Foreseeability is an essential issue in virtually every personal injury case. A review of two recent Massachusetts cases helps show how the lines of foreseeability are drawn. Belizaire v. Furr, 88 Mass. App. Ct. 299 (2015) involved the fatal shooting of Carl Belizaire at a party. His estate brought a lawsuit against the owner of the property, who had an informal agreement leasing the property to a family friend. The estate claimed that the landlord was negligent in connection with security at the house, and, as a result, an unknown assailant attended the party and killed Mr. Belizaire. Although landlords may be liable for harm resulting from criminal acts on their property, they are only held liable when such acts are foreseeable. In this case, there had been no prior shootings or similar violent incidents, and, therefore, the landlord could not be held liable for the shooting, as it was not “foreseeable.’

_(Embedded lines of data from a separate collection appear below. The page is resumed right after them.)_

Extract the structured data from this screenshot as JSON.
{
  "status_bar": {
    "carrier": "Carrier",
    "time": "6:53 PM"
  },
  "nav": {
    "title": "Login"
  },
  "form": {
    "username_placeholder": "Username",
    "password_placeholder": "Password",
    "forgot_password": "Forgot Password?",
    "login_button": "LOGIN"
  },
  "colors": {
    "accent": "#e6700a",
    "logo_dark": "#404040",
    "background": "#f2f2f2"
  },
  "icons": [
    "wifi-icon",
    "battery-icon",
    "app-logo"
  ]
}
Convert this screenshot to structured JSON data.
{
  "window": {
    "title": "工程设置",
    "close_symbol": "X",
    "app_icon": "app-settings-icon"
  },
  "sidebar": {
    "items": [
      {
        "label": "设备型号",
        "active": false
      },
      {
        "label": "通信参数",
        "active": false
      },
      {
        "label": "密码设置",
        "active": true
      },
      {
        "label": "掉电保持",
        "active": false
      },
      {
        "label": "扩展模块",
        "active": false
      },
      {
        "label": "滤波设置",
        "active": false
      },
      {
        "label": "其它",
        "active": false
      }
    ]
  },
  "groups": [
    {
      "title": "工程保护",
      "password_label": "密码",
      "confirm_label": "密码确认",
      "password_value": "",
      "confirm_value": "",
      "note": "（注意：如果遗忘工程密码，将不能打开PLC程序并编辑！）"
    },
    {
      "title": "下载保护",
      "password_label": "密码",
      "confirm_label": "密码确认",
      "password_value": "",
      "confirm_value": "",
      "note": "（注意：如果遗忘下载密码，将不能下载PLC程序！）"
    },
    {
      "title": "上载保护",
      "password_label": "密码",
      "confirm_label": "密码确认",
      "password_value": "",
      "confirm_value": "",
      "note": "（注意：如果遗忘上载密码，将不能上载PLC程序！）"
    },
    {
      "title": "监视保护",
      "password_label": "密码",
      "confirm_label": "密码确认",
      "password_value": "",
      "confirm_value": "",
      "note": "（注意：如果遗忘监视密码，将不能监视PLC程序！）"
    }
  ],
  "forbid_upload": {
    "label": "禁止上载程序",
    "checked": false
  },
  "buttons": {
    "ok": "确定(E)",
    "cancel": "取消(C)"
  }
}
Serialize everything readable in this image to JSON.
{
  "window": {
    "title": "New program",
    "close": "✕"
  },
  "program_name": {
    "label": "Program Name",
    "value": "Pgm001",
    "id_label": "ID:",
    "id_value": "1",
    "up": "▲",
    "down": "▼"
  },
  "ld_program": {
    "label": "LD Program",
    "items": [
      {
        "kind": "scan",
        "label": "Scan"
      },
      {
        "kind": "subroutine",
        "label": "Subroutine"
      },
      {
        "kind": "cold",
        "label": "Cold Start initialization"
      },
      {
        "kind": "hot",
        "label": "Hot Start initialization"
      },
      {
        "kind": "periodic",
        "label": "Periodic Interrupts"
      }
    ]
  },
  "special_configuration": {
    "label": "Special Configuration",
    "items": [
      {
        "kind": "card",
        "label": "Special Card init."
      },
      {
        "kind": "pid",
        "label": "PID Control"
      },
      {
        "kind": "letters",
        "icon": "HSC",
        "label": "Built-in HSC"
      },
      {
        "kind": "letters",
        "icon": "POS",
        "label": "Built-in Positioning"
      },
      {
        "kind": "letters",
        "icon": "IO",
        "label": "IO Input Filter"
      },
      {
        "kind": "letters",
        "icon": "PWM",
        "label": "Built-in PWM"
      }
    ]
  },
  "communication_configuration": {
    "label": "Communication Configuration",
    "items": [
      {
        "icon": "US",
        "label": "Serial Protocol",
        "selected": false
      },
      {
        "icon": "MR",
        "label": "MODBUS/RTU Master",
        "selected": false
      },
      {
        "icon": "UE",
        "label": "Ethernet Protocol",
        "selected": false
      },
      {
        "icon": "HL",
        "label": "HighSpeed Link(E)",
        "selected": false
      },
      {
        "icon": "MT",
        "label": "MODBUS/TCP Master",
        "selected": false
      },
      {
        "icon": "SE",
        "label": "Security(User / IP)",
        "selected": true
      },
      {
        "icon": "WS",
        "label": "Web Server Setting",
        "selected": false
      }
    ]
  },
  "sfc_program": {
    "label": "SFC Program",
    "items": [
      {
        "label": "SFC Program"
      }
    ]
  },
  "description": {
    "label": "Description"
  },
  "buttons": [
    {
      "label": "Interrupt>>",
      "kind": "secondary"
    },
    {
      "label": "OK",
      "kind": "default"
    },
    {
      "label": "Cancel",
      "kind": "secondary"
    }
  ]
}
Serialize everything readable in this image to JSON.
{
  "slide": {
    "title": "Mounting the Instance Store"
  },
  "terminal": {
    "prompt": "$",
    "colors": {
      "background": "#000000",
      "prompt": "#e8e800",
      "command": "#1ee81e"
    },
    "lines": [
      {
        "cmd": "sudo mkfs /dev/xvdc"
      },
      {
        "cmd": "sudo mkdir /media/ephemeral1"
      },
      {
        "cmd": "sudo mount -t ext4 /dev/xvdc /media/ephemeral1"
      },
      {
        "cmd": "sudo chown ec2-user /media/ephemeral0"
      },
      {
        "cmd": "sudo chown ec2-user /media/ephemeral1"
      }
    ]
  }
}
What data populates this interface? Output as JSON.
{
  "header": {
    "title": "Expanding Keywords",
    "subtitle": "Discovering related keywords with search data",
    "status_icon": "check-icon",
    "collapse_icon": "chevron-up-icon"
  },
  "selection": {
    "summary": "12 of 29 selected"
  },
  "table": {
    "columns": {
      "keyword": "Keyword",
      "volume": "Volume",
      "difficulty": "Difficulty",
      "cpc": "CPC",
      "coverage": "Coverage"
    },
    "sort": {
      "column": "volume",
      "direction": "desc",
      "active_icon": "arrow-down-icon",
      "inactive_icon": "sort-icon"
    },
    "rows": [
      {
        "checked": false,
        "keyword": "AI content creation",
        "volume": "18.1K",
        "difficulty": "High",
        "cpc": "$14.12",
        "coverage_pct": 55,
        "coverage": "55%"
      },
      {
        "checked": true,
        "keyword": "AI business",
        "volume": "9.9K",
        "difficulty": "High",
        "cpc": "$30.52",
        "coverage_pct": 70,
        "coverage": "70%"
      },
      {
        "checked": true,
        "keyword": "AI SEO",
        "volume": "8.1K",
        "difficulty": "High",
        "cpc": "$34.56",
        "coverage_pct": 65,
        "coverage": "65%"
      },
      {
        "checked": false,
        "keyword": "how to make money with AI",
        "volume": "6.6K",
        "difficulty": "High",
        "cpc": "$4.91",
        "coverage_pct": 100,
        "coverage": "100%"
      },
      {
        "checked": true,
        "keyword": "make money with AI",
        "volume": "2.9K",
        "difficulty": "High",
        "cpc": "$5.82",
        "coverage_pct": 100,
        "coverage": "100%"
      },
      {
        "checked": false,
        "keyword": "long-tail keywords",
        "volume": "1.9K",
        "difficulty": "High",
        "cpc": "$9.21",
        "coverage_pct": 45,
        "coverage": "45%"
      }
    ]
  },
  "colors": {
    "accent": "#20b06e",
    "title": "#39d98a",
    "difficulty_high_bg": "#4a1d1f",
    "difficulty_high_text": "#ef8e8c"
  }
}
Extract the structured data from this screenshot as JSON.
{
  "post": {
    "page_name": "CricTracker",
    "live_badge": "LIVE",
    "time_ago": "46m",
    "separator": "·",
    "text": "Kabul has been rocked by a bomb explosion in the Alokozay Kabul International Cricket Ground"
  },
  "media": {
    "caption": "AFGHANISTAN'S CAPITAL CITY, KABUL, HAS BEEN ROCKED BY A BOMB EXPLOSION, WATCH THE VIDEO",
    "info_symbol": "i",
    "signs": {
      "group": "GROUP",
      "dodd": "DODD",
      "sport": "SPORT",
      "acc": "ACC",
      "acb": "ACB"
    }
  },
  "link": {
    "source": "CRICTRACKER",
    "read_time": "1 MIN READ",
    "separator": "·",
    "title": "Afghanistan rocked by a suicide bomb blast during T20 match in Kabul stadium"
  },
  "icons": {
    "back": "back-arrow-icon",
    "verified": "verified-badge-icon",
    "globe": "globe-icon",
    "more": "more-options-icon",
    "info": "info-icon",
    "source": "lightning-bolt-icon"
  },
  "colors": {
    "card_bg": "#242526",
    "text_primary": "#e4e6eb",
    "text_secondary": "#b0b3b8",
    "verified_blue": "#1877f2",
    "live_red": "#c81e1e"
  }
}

On the other hand, even without any prior, similar incidents, a hospital could be liable for a sexual assault in the case of Doe v. Boston Medical Center Corporation, 88 Mass. App. Ct. 289 (2015). An interpreter had entered the victim’s hospital room one afternoon to perform interpreting services. Later, he returned, found her door open, entered her room, and sexually assaulted her. When he was hired, the hospital had told the interpreter – who had no prior criminal convictions – that he could never be alone with a patient. As the court explained, this policy was “self-regulated … the only person to insure that [he] was never alone with a patient was himself.” A superior court judge concluded that the hospital could not be held liable to the patient, because “no rational view of the evidence permits a conclusion that [the hospital] could have foreseen” the assault. The Appeals Court reversed the judge’s decision, concluding that the question should not have been whether the “specific assault was foreseeable based on” the interpreter’s prior conduct, but rather whether any “assault on an unattended, minimally clothed patient was foreseeable when her room door was unlocked, open, and unmonitored, and unauthorized hospital employees had access to it.” The Appeals Court noted that the hospital’s policy prohibiting interpreters from being alone with patients is evidence that such harm was foreseeable to the hospital. Whether the hospital’s lack of proper safeguards to enforce that policy was negligent was an issue that would have to be decided in a jury trial, and, therefore, the judge’s dismissal of the case was reversed.
The bottom line is that foreseeability is a difficult concept, and is very much based on the unique circumstances of each case. The best lesson is this: if harm from your conduct is foreseeable, it would be wise to change your conduct and reduce the likelihood of such harm. In other words, if you “should have known better,” you may be in trouble.